First up: the goal of this campaign has always been to create a community around the Sensor Watch hardware; to that end, check out the Sensor Watch discussion board on GitHub, where folks are already asking questions and talking about things that they want to do with Sensor Watch. You can also reach out directly to me at the Ask a Technical Question link on the campaign page — I’ve already answered a few questions there!
Second: if you’d like to see a demonstration of the latest features of the watch, I’ll be joining Adafruit’s weekly Show and Tell this evening at 7:30 PM EST. (That’s soon!) I plan to share some of the excitement about the campaign, as well as a demonstration of some of the newest watch faces like the Battery Monitor, World Time, and the TOTP watch face (by backer Wesley Ellis)!

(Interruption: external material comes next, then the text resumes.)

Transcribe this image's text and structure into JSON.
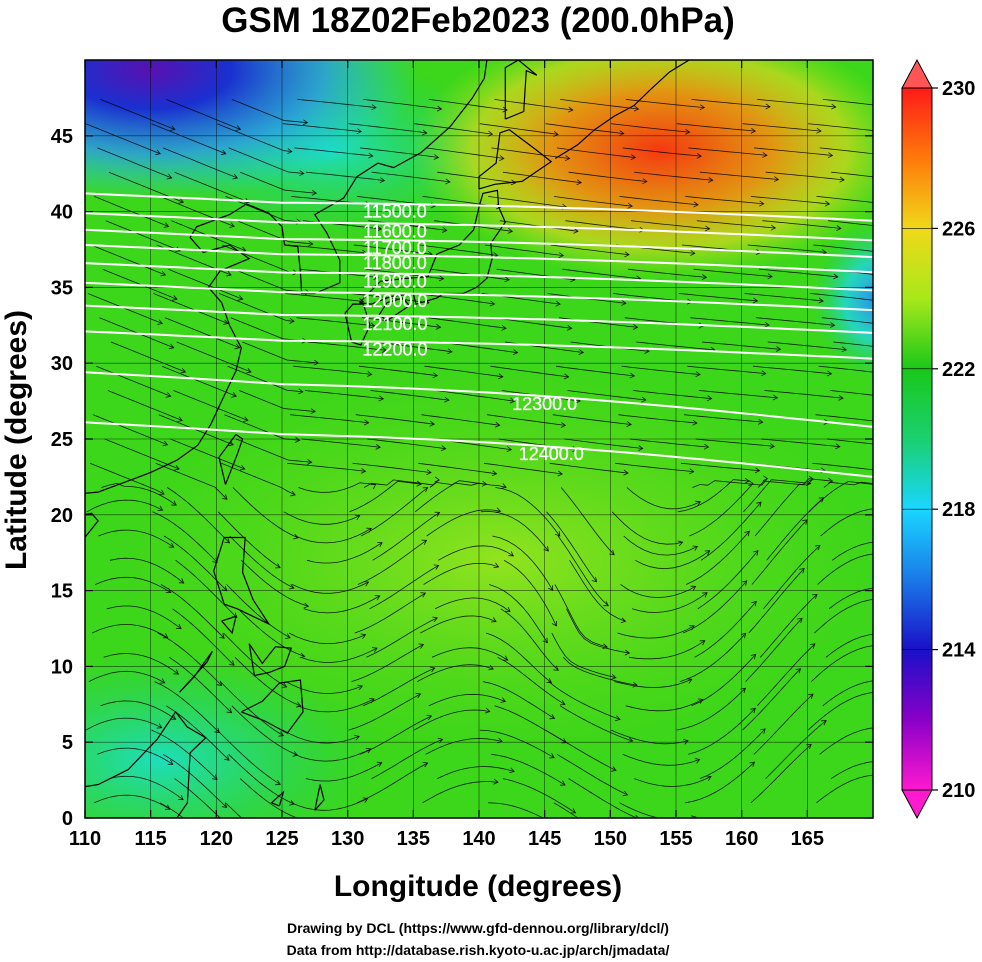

Next: work continues on Movement, the community Sensor Watch firmware. If you haven’t had a chance to check it out, you can take a look at the README here, and view the full source code of several watch faces in the watch_faces directory. The main campaign page describes a vision of folks building their own software for Sensor Watch. This is how I imagine folks will do it.

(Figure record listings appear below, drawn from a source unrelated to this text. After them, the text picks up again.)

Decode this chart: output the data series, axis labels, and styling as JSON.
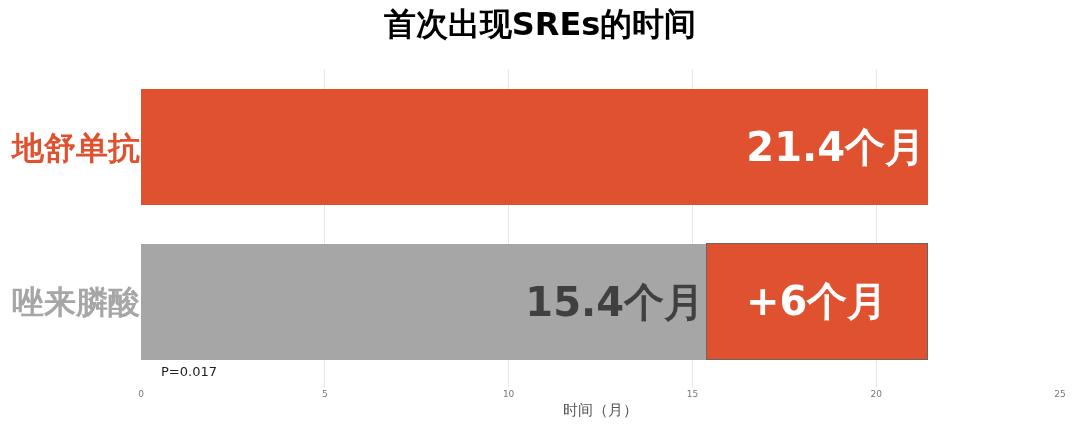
{
  "chart_data": {
    "type": "bar",
    "orientation": "horizontal",
    "stacked": true,
    "title": "首次出现SREs的时间",
    "xlabel": "时间（月）",
    "categories": [
      "地舒单抗",
      "唑来膦酸"
    ],
    "series": [
      {
        "colors": [
          "#e0522f",
          "#a6a6a6"
        ],
        "values": [
          21.4,
          15.4
        ],
        "value_labels": [
          "21.4个月",
          "15.4个月"
        ]
      },
      {
        "color": "#e0522f",
        "values": [
          null,
          6
        ],
        "value_labels": [
          null,
          "+6个月"
        ]
      }
    ],
    "xlim": [
      0,
      25
    ],
    "xticks": [
      0,
      5,
      10,
      15,
      20,
      25
    ],
    "grid": "x",
    "annotations": [
      "P=0.017"
    ]
  }
}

Movement is an application that manages a list of watch faces that the wearer can step through using the Mode button on Sensor Watch. Watch faces can be fairly static informational displays like the Simple Clock or Beat Time face, or they can be highly interactive like the Temperature Log watch face. Movement also includes its own watch faces for setting the time and changing user preferences. This means your watch face can focus on the things that make it unique, instead of boilerplate tasks related to setting up a wristwatch.
The success of the last 48 hours has been amazing, but just as amazing is the fact that this is just the beginning! There’s plenty of time to spread the word about Sensor Watch and grow our community.
We also have weekly updates planned for throughout the campaign: next week we’ll dive deep into timekeeping and sensing features, and describe a use case for taking Sensor Watch out on the trail. Later on we’ll talk about Movement’s low power features, build a watch face from scratch, and do a deep dive into understanding every component on the Sensor Watch circuit board.